13 de enero. Nuevo partido de fútbol, a la tarde. Patrick, consagrado como crack, convirtió cuatro tantos. Se vieron dos grupos de tres a cuatro de nuestras mujeres tomando sol dentro de nuestro perímetro de seguridad durante el cotejo.
14 de enero. Un informante de nuestro comando escuchó una conversación femenina, en la que se aseguraba que a “Romualdo” le habría salido "un orzuelo asqueroso" (sic).
15 de enero. Mi cumpleaños. Fiesta en casa. Todas mis compañeras de escuela, todas las chicas del barrio y alguna que no conozco vinieron a saludarme. A las doce de la noche, cuando ya había un cierto riesgo de mengua en la alegría de la fiesta, hizo su entrada triunfal La Mole con Patrick. Se armó baile. Patrick, el héroe de la jornada. Estoicamente, en un aparte discreto, le pregunté a Rosana Valdivia porqué no había venido Walter.
-¿Qué? ¿Es amigo tuyo?
-No, pero es amigo de ustedes, ¿no?
-Bueno... Sí, pero qué sé yo. No sé, la verdad, ¿viste? Me importa más estar con ustedes… Ehhh…
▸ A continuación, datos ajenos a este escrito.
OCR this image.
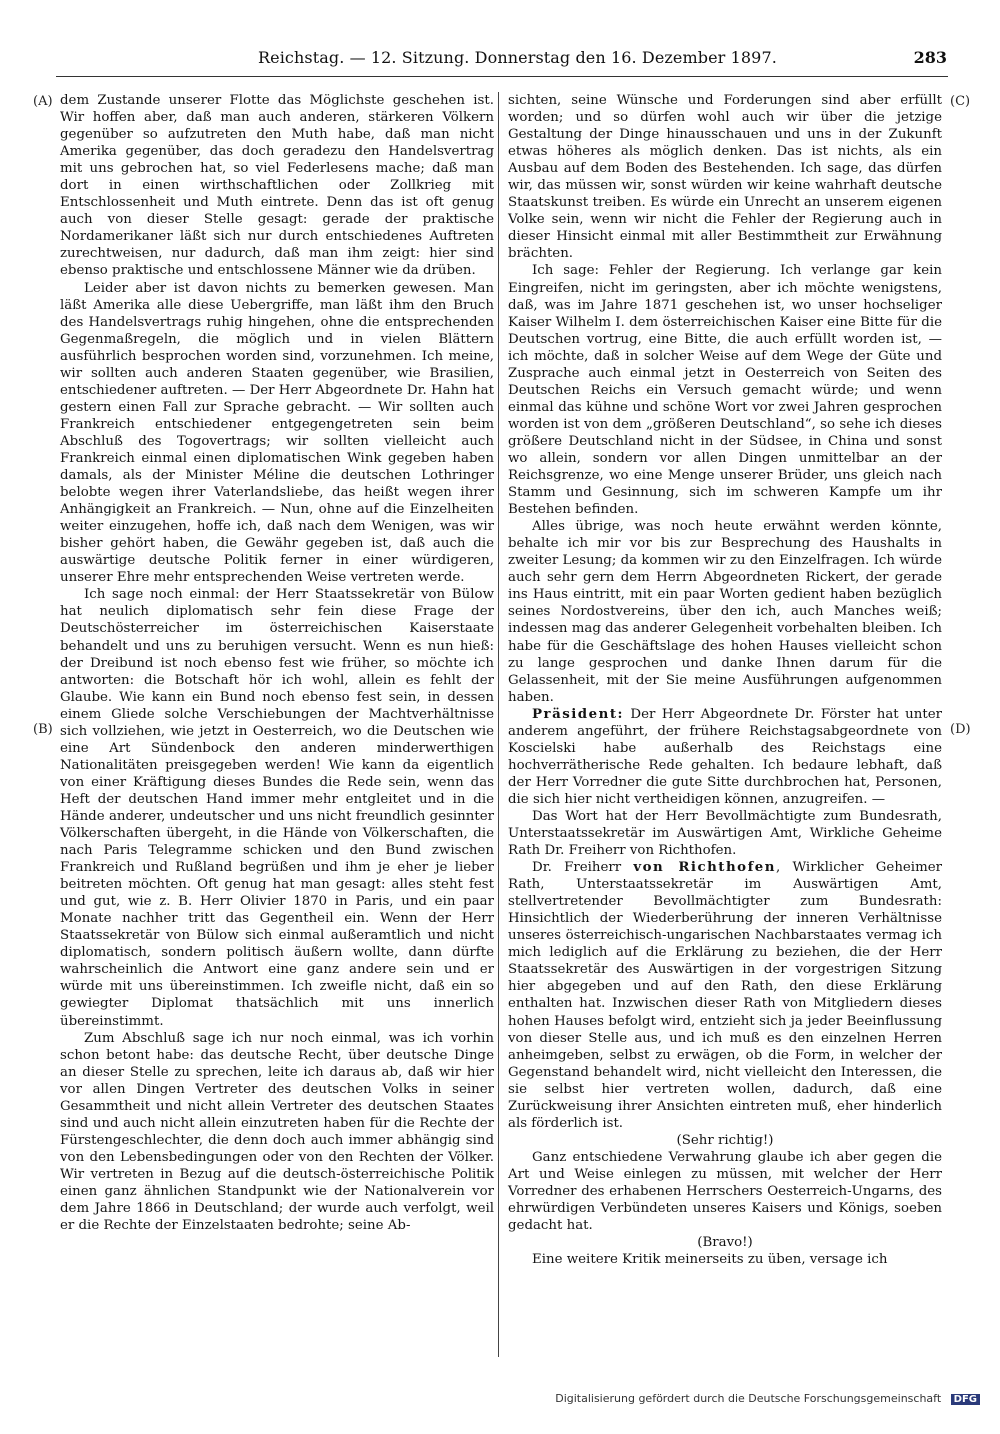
Reichstag. — 12. Sitzung. Donnerstag den 16. Dezember 1897.	283
(A)
(B)
(C)
(D)

dem Zustande unserer Flotte das Möglichste geschehen ist. Wir hoffen aber, daß man auch anderen, stärkeren Völkern gegenüber so aufzutreten den Muth habe, daß man nicht Amerika gegenüber, das doch geradezu den Handelsvertrag mit uns gebrochen hat, so viel Federlesens mache; daß man dort in einen wirthschaftlichen oder Zollkrieg mit Entschlossenheit und Muth eintrete. Denn das ist oft genug auch von dieser Stelle gesagt: gerade der praktische Nordamerikaner läßt sich nur durch entschiedenes Auftreten zurechtweisen, nur dadurch, daß man ihm zeigt: hier sind ebenso praktische und entschlossene Männer wie da drüben.

Leider aber ist davon nichts zu bemerken gewesen. Man läßt Amerika alle diese Uebergriffe, man läßt ihm den Bruch des Handelsvertrags ruhig hingehen, ohne die entsprechenden Gegenmaßregeln, die möglich und in vielen Blättern ausführlich besprochen worden sind, vorzunehmen. Ich meine, wir sollten auch anderen Staaten gegenüber, wie Brasilien, entschiedener auftreten. — Der Herr Abgeordnete Dr. Hahn hat gestern einen Fall zur Sprache gebracht. — Wir sollten auch Frankreich entschiedener entgegengetreten sein beim Abschluß des Togovertrags; wir sollten vielleicht auch Frankreich einmal einen diplomatischen Wink gegeben haben damals, als der Minister Méline die deutschen Lothringer belobte wegen ihrer Vaterlandsliebe, das heißt wegen ihrer Anhängigkeit an Frankreich. — Nun, ohne auf die Einzelheiten weiter einzugehen, hoffe ich, daß nach dem Wenigen, was wir bisher gehört haben, die Gewähr gegeben ist, daß auch die auswärtige deutsche Politik ferner in einer würdigeren, unserer Ehre mehr entsprechenden Weise vertreten werde.

Ich sage noch einmal: der Herr Staatssekretär von Bülow hat neulich diplomatisch sehr fein diese Frage der Deutschösterreicher im österreichischen Kaiserstaate behandelt und uns zu beruhigen versucht. Wenn es nun hieß: der Dreibund ist noch ebenso fest wie früher, so möchte ich antworten: die Botschaft hör ich wohl, allein es fehlt der Glaube. Wie kann ein Bund noch ebenso fest sein, in dessen einem Gliede solche Verschiebungen der Machtverhältnisse sich vollziehen, wie jetzt in Oesterreich, wo die Deutschen wie eine Art Sündenbock den anderen minderwerthigen Nationalitäten preisgegeben werden! Wie kann da eigentlich von einer Kräftigung dieses Bundes die Rede sein, wenn das Heft der deutschen Hand immer mehr entgleitet und in die Hände anderer, undeutscher und uns nicht freundlich gesinnter Völkerschaften übergeht, in die Hände von Völkerschaften, die nach Paris Telegramme schicken und den Bund zwischen Frankreich und Rußland begrüßen und ihm je eher je lieber beitreten möchten. Oft genug hat man gesagt: alles steht fest und gut, wie z. B. Herr Olivier 1870 in Paris, und ein paar Monate nachher tritt das Gegentheil ein. Wenn der Herr Staatssekretär von Bülow sich einmal außeramtlich und nicht diplomatisch, sondern politisch äußern wollte, dann dürfte wahrscheinlich die Antwort eine ganz andere sein und er würde mit uns übereinstimmen. Ich zweifle nicht, daß ein so gewiegter Diplomat thatsächlich mit uns innerlich übereinstimmt.

Zum Abschluß sage ich nur noch einmal, was ich vorhin schon betont habe: das deutsche Recht, über deutsche Dinge an dieser Stelle zu sprechen, leite ich daraus ab, daß wir hier vor allen Dingen Vertreter des deutschen Volks in seiner Gesammtheit und nicht allein Vertreter des deutschen Staates sind und auch nicht allein einzutreten haben für die Rechte der Fürstengeschlechter, die denn doch auch immer abhängig sind von den Lebensbedingungen oder von den Rechten der Völker. Wir vertreten in Bezug auf die deutsch-österreichische Politik einen ganz ähnlichen Standpunkt wie der Nationalverein vor dem Jahre 1866 in Deutschland; der wurde auch verfolgt, weil er die Rechte der Einzelstaaten bedrohte; seine Ab-

sichten, seine Wünsche und Forderungen sind aber erfüllt worden; und so dürfen wohl auch wir über die jetzige Gestaltung der Dinge hinausschauen und uns in der Zukunft etwas höheres als möglich denken. Das ist nichts, als ein Ausbau auf dem Boden des Bestehenden. Ich sage, das dürfen wir, das müssen wir, sonst würden wir keine wahrhaft deutsche Staatskunst treiben. Es würde ein Unrecht an unserem eigenen Volke sein, wenn wir nicht die Fehler der Regierung auch in dieser Hinsicht einmal mit aller Bestimmtheit zur Erwähnung brächten.

Ich sage: Fehler der Regierung. Ich verlange gar kein Eingreifen, nicht im geringsten, aber ich möchte wenigstens, daß, was im Jahre 1871 geschehen ist, wo unser hochseliger Kaiser Wilhelm I. dem österreichischen Kaiser eine Bitte für die Deutschen vortrug, eine Bitte, die auch erfüllt worden ist, — ich möchte, daß in solcher Weise auf dem Wege der Güte und Zusprache auch einmal jetzt in Oesterreich von Seiten des Deutschen Reichs ein Versuch gemacht würde; und wenn einmal das kühne und schöne Wort vor zwei Jahren gesprochen worden ist von dem „größeren Deutschland“, so sehe ich dieses größere Deutschland nicht in der Südsee, in China und sonst wo allein, sondern vor allen Dingen unmittelbar an der Reichsgrenze, wo eine Menge unserer Brüder, uns gleich nach Stamm und Gesinnung, sich im schweren Kampfe um ihr Bestehen befinden.

Alles übrige, was noch heute erwähnt werden könnte, behalte ich mir vor bis zur Besprechung des Haushalts in zweiter Lesung; da kommen wir zu den Einzelfragen. Ich würde auch sehr gern dem Herrn Abgeordneten Rickert, der gerade ins Haus eintritt, mit ein paar Worten gedient haben bezüglich seines Nordostvereins, über den ich, auch Manches weiß; indessen mag das anderer Gelegenheit vorbehalten bleiben. Ich habe für die Geschäftslage des hohen Hauses vielleicht schon zu lange gesprochen und danke Ihnen darum für die Gelassenheit, mit der Sie meine Ausführungen aufgenommen haben.

Präsident: Der Herr Abgeordnete Dr. Förster hat unter anderem angeführt, der frühere Reichstagsabgeordnete von Koscielski habe außerhalb des Reichstags eine hochverrätherische Rede gehalten. Ich bedaure lebhaft, daß der Herr Vorredner die gute Sitte durchbrochen hat, Personen, die sich hier nicht vertheidigen können, anzugreifen. —

Das Wort hat der Herr Bevollmächtigte zum Bundesrath, Unterstaatssekretär im Auswärtigen Amt, Wirkliche Geheime Rath Dr. Freiherr von Richthofen.

Dr. Freiherr von Richthofen, Wirklicher Geheimer Rath, Unterstaatssekretär im Auswärtigen Amt, stellvertretender Bevollmächtigter zum Bundesrath: Hinsichtlich der Wiederberührung der inneren Verhältnisse unseres österreichisch-ungarischen Nachbarstaates vermag ich mich lediglich auf die Erklärung zu beziehen, die der Herr Staatssekretär des Auswärtigen in der vorgestrigen Sitzung hier abgegeben und auf den Rath, den diese Erklärung enthalten hat. Inzwischen dieser Rath von Mitgliedern dieses hohen Hauses befolgt wird, entzieht sich ja jeder Beeinflussung von dieser Stelle aus, und ich muß es den einzelnen Herren anheimgeben, selbst zu erwägen, ob die Form, in welcher der Gegenstand behandelt wird, nicht vielleicht den Interessen, die sie selbst hier vertreten wollen, dadurch, daß eine Zurückweisung ihrer Ansichten eintreten muß, eher hinderlich als förderlich ist.

(Sehr richtig!)

Ganz entschiedene Verwahrung glaube ich aber gegen die Art und Weise einlegen zu müssen, mit welcher der Herr Vorredner des erhabenen Herrschers Oesterreich-Ungarns, des ehrwürdigen Verbündeten unseres Kaisers und Königs, soeben gedacht hat.

(Bravo!)

Eine weitere Kritik meinerseits zu üben, versage ich

Digitalisierung gefördert durch die Deutsche Forschungsgemeinschaft DFG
16 de enero. A la tarde, recién despiertos, chicas y muchachos nos reunimos en la esquina a charlar sobre los pormenores de la fiesta. Walter pasó lentamente con su bicicleta una vez, dos veces, saludando a las chicas, con apenas un cabeceo como contestación. Luego una tercera, que no logró siquiera una mirada. Patrick contaba chistes irlandeses y todos nos reíamos a carcajadas. Yo miraba a Walter atentamente cada vez que pasaba. Notaba algo curioso, algo extraño en él. Con cada ronda se iba desdibujando, se iba haciendo borroso, incluso parecía querer decir algo, pero no le salía la voz, quería ser el mismo, pero lo diferenciaba un color gris en el rostro, un mechón de canas antes inexistente. Estuvo pasando cuarenta minutos. Yo hacía rato había dejado de escuchar la conversación de los demás para concentrarme sólo en él.
Entonces me di cuenta de lo terrible de la realidad. Nadie la prestaba atención, ya no era el sueño de nadie. Sólo un olvido.
La última vez que pasó era menos que un fantasma; era un pálido humo informe que luego se perdió, finalmente, en el fondo de la calle.